‘If you’re leaving please still say goodbye and can you leave me my Silver Jubilee mug?’
Cups, mugs, bowls, saucers and flotillas of cupcakes floating away after washed out picnics in 2012, the ‘keep calm and carry on’ brigade claiming that sitting out in the rain celebrating the monarchy demonstrated ‘blitz spirit’: these are some of the images that come to mind if ‘jubilee’ is mentioned. It’s somehow seen as ‘very British’ and commendable to sit around in abject misery.
G: ‘Who are we playing?’
Me: ‘Purley Jubilee Lions’
G: ‘That’s a bit of a mouthful, isn’t it?’
The ‘G’ here is Gareth, friend and Brentford fan in his cold and groggy Saturday morning form. He was also a player donor, loaning us his son Elliot from the Wokingham Satsumas. The problem today is that we were 3 players down going into Round 3 of the cup. We also borrowed Kian and Ryan (whose names said together sound identical to that of former Egham lecturer Kiernan Ryan) from Wokingham Rangers. To make matters worse, Ciara Butler reported a feeling of indisposition early in the morning; she would be missing too. With manager Pete away in Kent, I was in sole charge and would have to admit that while quiet and attentive in the team talk, the players seemed uncomprehending of my messages. How do you give a team talk to 9 or 10 year olds which truly expresses the nuances of how you want them to play? It’s easy to end up sounding like John Barnes in his World in Motion rap: ‘You’ve got to hold and give, but do it at the right time. You can be slow or fast, but you must get to the line. They’ll always hit you and hurt you, defend and attack. There’s only one way to beat them – get round the back.’
As it happened, we did score a couple of goals from wide areas – as Barnes would advise – but my suspicion that words were lost in translation was borne out by a largely incoherent – and at times floundering – first-half performance. Telling the defence to keep their shape was possibly a mistake; I didn’t mean them to keep their shape at all costs. They thought me a small-time hypocrite of muddled mind when I asked some of them to push up, some of the time. The new boys played extremely well, but needed to lift their heads up a little more; with the ball at their feet, they found labyrinthine paths to navigate and extricate themselves from: paths which could have been made unnecessary with the so-called ‘simple ball’. Football, as Roper Maguire once said, is the art of circumnavigation. If you have to walk around the Hanover Conservatoire, why circle the same tree 5 times on the way? Despite this, the winding paths led somewhere meaningful for us today; it was the attacking initiative of the new players which compensated for the frailties of a defence which as half-time approached would need to be dismantled forthwith.

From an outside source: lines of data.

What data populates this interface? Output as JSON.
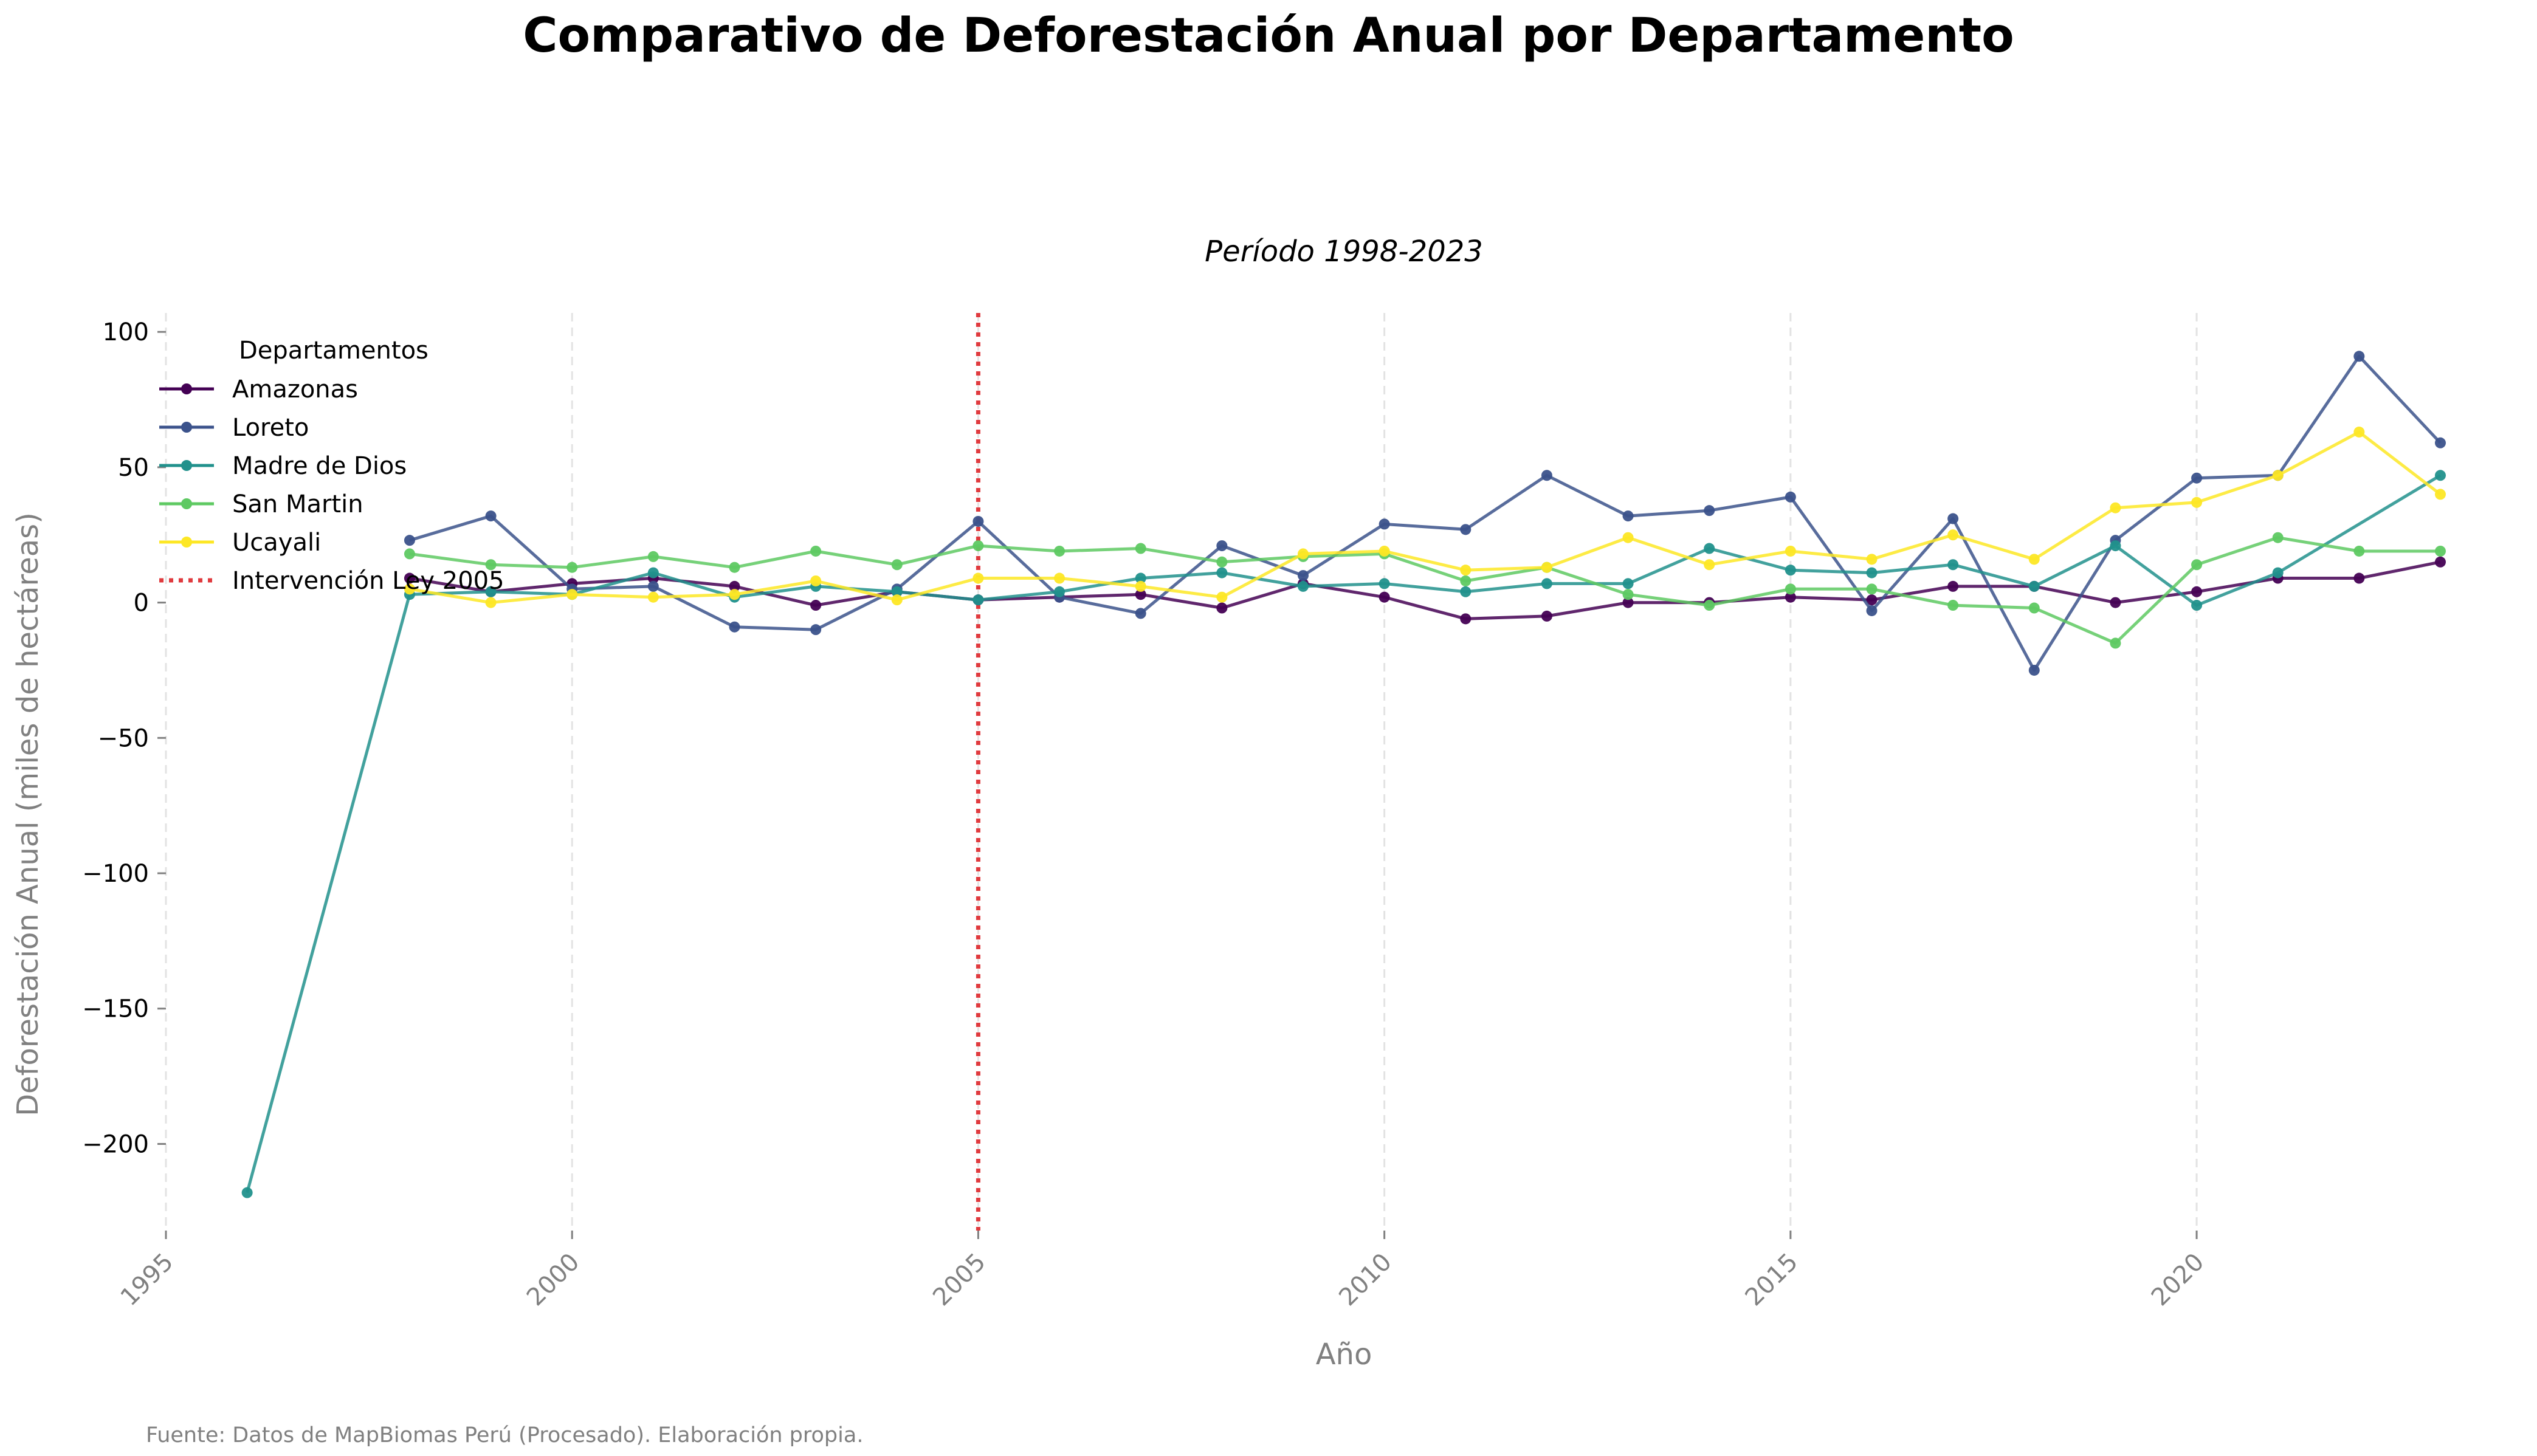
{
  "chart_data": {
    "type": "line",
    "title": "Comparativo de Deforestación Anual por Departamento",
    "subtitle": "Período 1998-2023",
    "xlabel": "Año",
    "ylabel": "Deforestación Anual (miles de hectáreas)",
    "source": "Fuente: Datos de MapBiomas Perú (Procesado). Elaboración propia.",
    "xlim": [
      1995,
      2023
    ],
    "ylim": [
      -232,
      107
    ],
    "x_ticks": [
      1995,
      2000,
      2005,
      2010,
      2015,
      2020
    ],
    "y_ticks": [
      100,
      50,
      0,
      -50,
      -100,
      -150,
      -200
    ],
    "y_tick_labels": [
      "100",
      "50",
      "0",
      "−50",
      "−100",
      "−150",
      "−200"
    ],
    "grid": "vertical-dashed",
    "legend": {
      "title": "Departamentos",
      "placement": "top-left",
      "intervention_label": "Intervención Ley 2005"
    },
    "vline": {
      "x": 2005,
      "color": "#e03a3e"
    },
    "series": [
      {
        "name": "Amazonas",
        "color": "#440154",
        "x": [
          1998,
          1999,
          2000,
          2001,
          2002,
          2003,
          2004,
          2005,
          2006,
          2007,
          2008,
          2009,
          2010,
          2011,
          2012,
          2013,
          2014,
          2015,
          2016,
          2017,
          2018,
          2019,
          2020,
          2021,
          2022,
          2023
        ],
        "values": [
          9,
          4,
          7,
          9,
          6,
          -1,
          4,
          1,
          2,
          3,
          -2,
          7,
          2,
          -6,
          -5,
          0,
          0,
          2,
          1,
          6,
          6,
          0,
          4,
          9,
          9,
          15
        ]
      },
      {
        "name": "Loreto",
        "color": "#3b528b",
        "x": [
          1998,
          1999,
          2000,
          2001,
          2002,
          2003,
          2004,
          2005,
          2006,
          2007,
          2008,
          2009,
          2010,
          2011,
          2012,
          2013,
          2014,
          2015,
          2016,
          2017,
          2018,
          2019,
          2020,
          2021,
          2022,
          2023
        ],
        "values": [
          23,
          32,
          5,
          6,
          -9,
          -10,
          5,
          30,
          2,
          -4,
          21,
          10,
          29,
          27,
          47,
          32,
          34,
          39,
          -3,
          31,
          -25,
          23,
          46,
          47,
          91,
          59
        ]
      },
      {
        "name": "Madre de Dios",
        "color": "#21918c",
        "x": [
          1996,
          1998,
          1999,
          2000,
          2001,
          2002,
          2003,
          2004,
          2005,
          2006,
          2007,
          2008,
          2009,
          2010,
          2011,
          2012,
          2013,
          2014,
          2015,
          2016,
          2017,
          2018,
          2019,
          2020,
          2021,
          2023
        ],
        "values": [
          -218,
          3,
          4,
          3,
          11,
          2,
          6,
          4,
          1,
          4,
          9,
          11,
          6,
          7,
          4,
          7,
          7,
          20,
          12,
          11,
          14,
          6,
          21,
          -1,
          11,
          47
        ]
      },
      {
        "name": "San Martin",
        "color": "#5ec962",
        "x": [
          1998,
          1999,
          2000,
          2001,
          2002,
          2003,
          2004,
          2005,
          2006,
          2007,
          2008,
          2009,
          2010,
          2011,
          2012,
          2013,
          2014,
          2015,
          2016,
          2017,
          2018,
          2019,
          2020,
          2021,
          2022,
          2023
        ],
        "values": [
          18,
          14,
          13,
          17,
          13,
          19,
          14,
          21,
          19,
          20,
          15,
          17,
          18,
          8,
          13,
          3,
          -1,
          5,
          5,
          -1,
          -2,
          -15,
          14,
          24,
          19,
          19
        ]
      },
      {
        "name": "Ucayali",
        "color": "#fde725",
        "x": [
          1998,
          1999,
          2000,
          2001,
          2002,
          2003,
          2004,
          2005,
          2006,
          2007,
          2008,
          2009,
          2010,
          2011,
          2012,
          2013,
          2014,
          2015,
          2016,
          2017,
          2018,
          2019,
          2020,
          2021,
          2022,
          2023
        ],
        "values": [
          5,
          0,
          3,
          2,
          3,
          8,
          1,
          9,
          9,
          6,
          2,
          18,
          19,
          12,
          13,
          24,
          14,
          19,
          16,
          25,
          16,
          35,
          37,
          47,
          63,
          40
        ]
      }
    ]
  }
}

Ryan epitomised a ‘get your head down and get on with it’ work ethic, scoring twice, winning a penalty and creating another goal. He also embodied a ‘substance over style’ aesthetic, with hair more unkempt than most mortals could have thought possible. This wasn’t stylishly unkempt or artfully tousled or deliberate in any way; we are talking Unkempt with a capital ‘U’ and a distinct ‘Un’. No thought could conceivably have been further from his mind than external appearance. This was full on, downtown Unkempt. Unkempt-on-Thames. Kemptness Subverted.
He was an example, usually provided by Connor, of how individualism can benefit a team. The result of such mazy running, though, is that you can become ‘locked in’ at times as though adrift on the streets of Brussels; any moment now – you may be browsing some carefully displayed cakes and pastries in a shop window, tethering your mutt to a lamppost or remarking on a cirrus formation high above the stainless steel and glass – TING! The tram is here. The tram is bigger than you and has right of way. You can’t outwit the tram. The tram is coming and whatever your individual talent or motor, you can’t beat the tram. All you can do is anticipate and see it; scampering into its path and scurrying away from it again doesn’t necessarily indicate skill.
With the score finely balanced after Ryan’s penalty put us 3-2 up, the players were now starting to reconcile their varying styles. Evan, one of the ‘lift your head up and look’ brigade, hadn’t hitherto found his usual passing rhythm in the mud and mire of Solomon Barnato Jol Park. He was happy and privileged to have Gags and Auntie Emma there to watch him, but was asthma-addled in the first-half and willing to sacrifice his recent scoring momentum in the presence of new teammates. This changed, though, at a key moment midway through the second half when he dragged the ball past a defender and played it through to Ozzy who went on to finish from a narrow angle. The next crucial moment came courtesy of Kian (scorer of a rare headed goal in the first half) who, now in goal, made a fantastic one-on -one save to keep the momentum in Wokingham’s favour. We managed to hold on to the end and progress to the next round, but with tactical conundrums still very much alive and frailties as clear to see as strengths.